Normalising flexible working for all means taking another look at systems and processes, too. Simple processes such as choosing someone for a project can be subject to ‘presence bias’ – if someone is in the office they naturally opt for someone who is also present and who they trust for a piece of work. This could affect gender balance at work if more women opt to work from home in future hybrid arrangements. Morton-Young adds: “Employers should ensure that the systems for promotion and access to development opportunities are inclusive of all employees regardless of their working patterns and locations. I am working with clients at the moment setting up processes and new initiatives for ensuring that employees are able to work on joint projects cross department developing social and co-working patterns for the ‘new normal’, and also ensuring that those who do not usually get the opportunities to put forward ideas and work on visible pieces of work are included.”
This applies to promotion and pay processes as well, and organisations must ensure that criteria used to assess career progress is equitable whatever people’s working patterns or locations happen to be. “Once you have systems in place that are inclusive you can communicate this to your employees as part of reassurances that work/life balance is important and that employees have a right to ask for flexibility,” she says. “Be open about the fact that it won’t impact their careers, and that you have put infrastructure in place to ensure that it won’t.”

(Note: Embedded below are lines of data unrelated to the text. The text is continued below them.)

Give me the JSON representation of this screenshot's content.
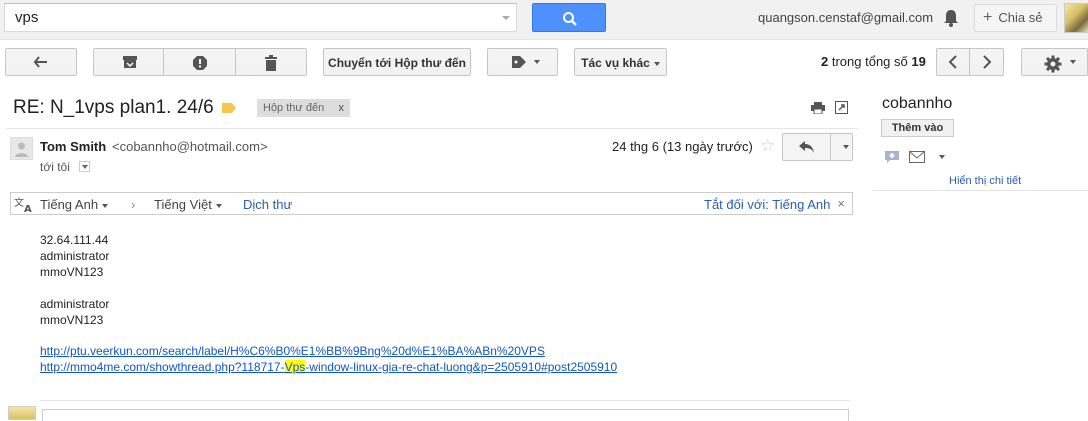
{
  "search": {
    "query": "vps"
  },
  "account": {
    "email": "quangson.censtaf@gmail.com",
    "share_label": "Chia sẻ"
  },
  "toolbar": {
    "move_to_inbox": "Chuyển tới Hộp thư đến",
    "more_actions": "Tác vụ khác",
    "pager_current": "2",
    "pager_text": "trong tổng số",
    "pager_total": "19"
  },
  "message": {
    "subject": "RE: N_1vps plan1. 24/6",
    "label_chip": "Hộp thư đến",
    "label_chip_close": "x",
    "sender_name": "Tom Smith",
    "sender_email": "<cobannho@hotmail.com>",
    "to_me": "tới tôi",
    "date": "24 thg 6 (13 ngày trước)"
  },
  "translate": {
    "source_lang": "Tiếng Anh",
    "target_lang": "Tiếng Việt",
    "translate_link": "Dịch thư",
    "turn_off": "Tắt đối với: Tiếng Anh",
    "close": "×"
  },
  "body": {
    "lines": [
      "32.64.111.44",
      "administrator",
      "mmoVN123",
      "",
      "administrator",
      "mmoVN123"
    ],
    "link1": "http://ptu.veerkun.com/search/label/H%C6%B0%E1%BB%9Bng%20d%E1%BA%ABn%20VPS",
    "link2_pre": "http://mmo4me.com/showthread.php?118717-",
    "link2_hl": "Vps",
    "link2_post": "-window-linux-gia-re-chat-luong&p=2505910#post2505910"
  },
  "side": {
    "contact_name": "cobannho",
    "add_button": "Thêm vào",
    "details_link": "Hiển thị chi tiết"
  },
  "colors": {
    "accent": "#4d90fe",
    "link": "#1155cc",
    "label_tag": "#f2c94c"
  }
}
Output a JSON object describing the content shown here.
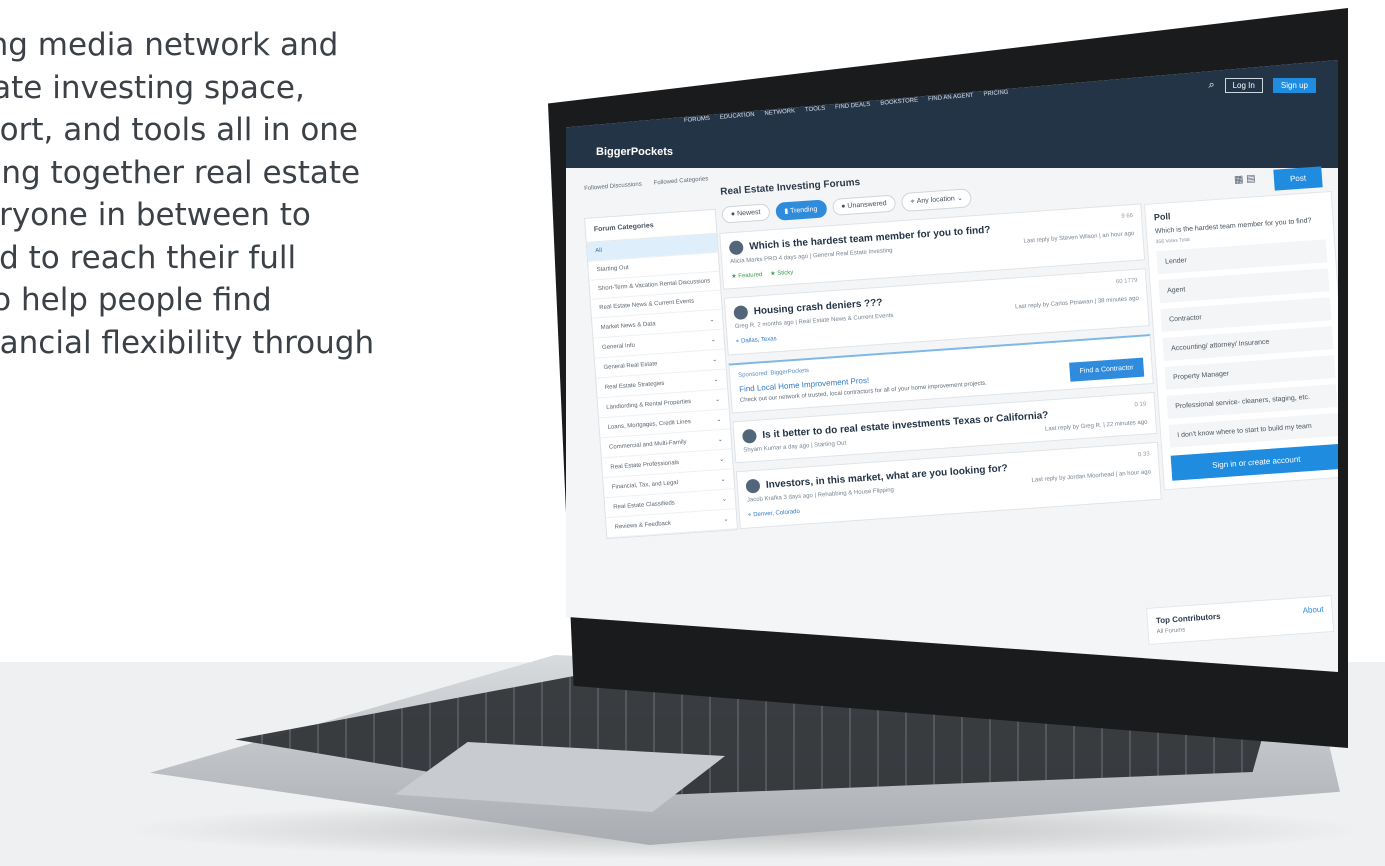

Jackson believes we’re at a turning point where the appetite for flexible working has increased for men because they’ve experienced a better work/life balance at home – but it’s up to organisations to support them to sustain that balance by removing the barriers to flexible arrangements. “The thing about hybrid working is that it should remove the necessity to ask for flexible working arrangements,” she adds. “People don’t necessarily want to work part time because there is a financial hit, but working from home once or twice a week helps. The last year has shown us that the world doesn’t end because people work from home, and moving to hybrid working gives another level of permission.”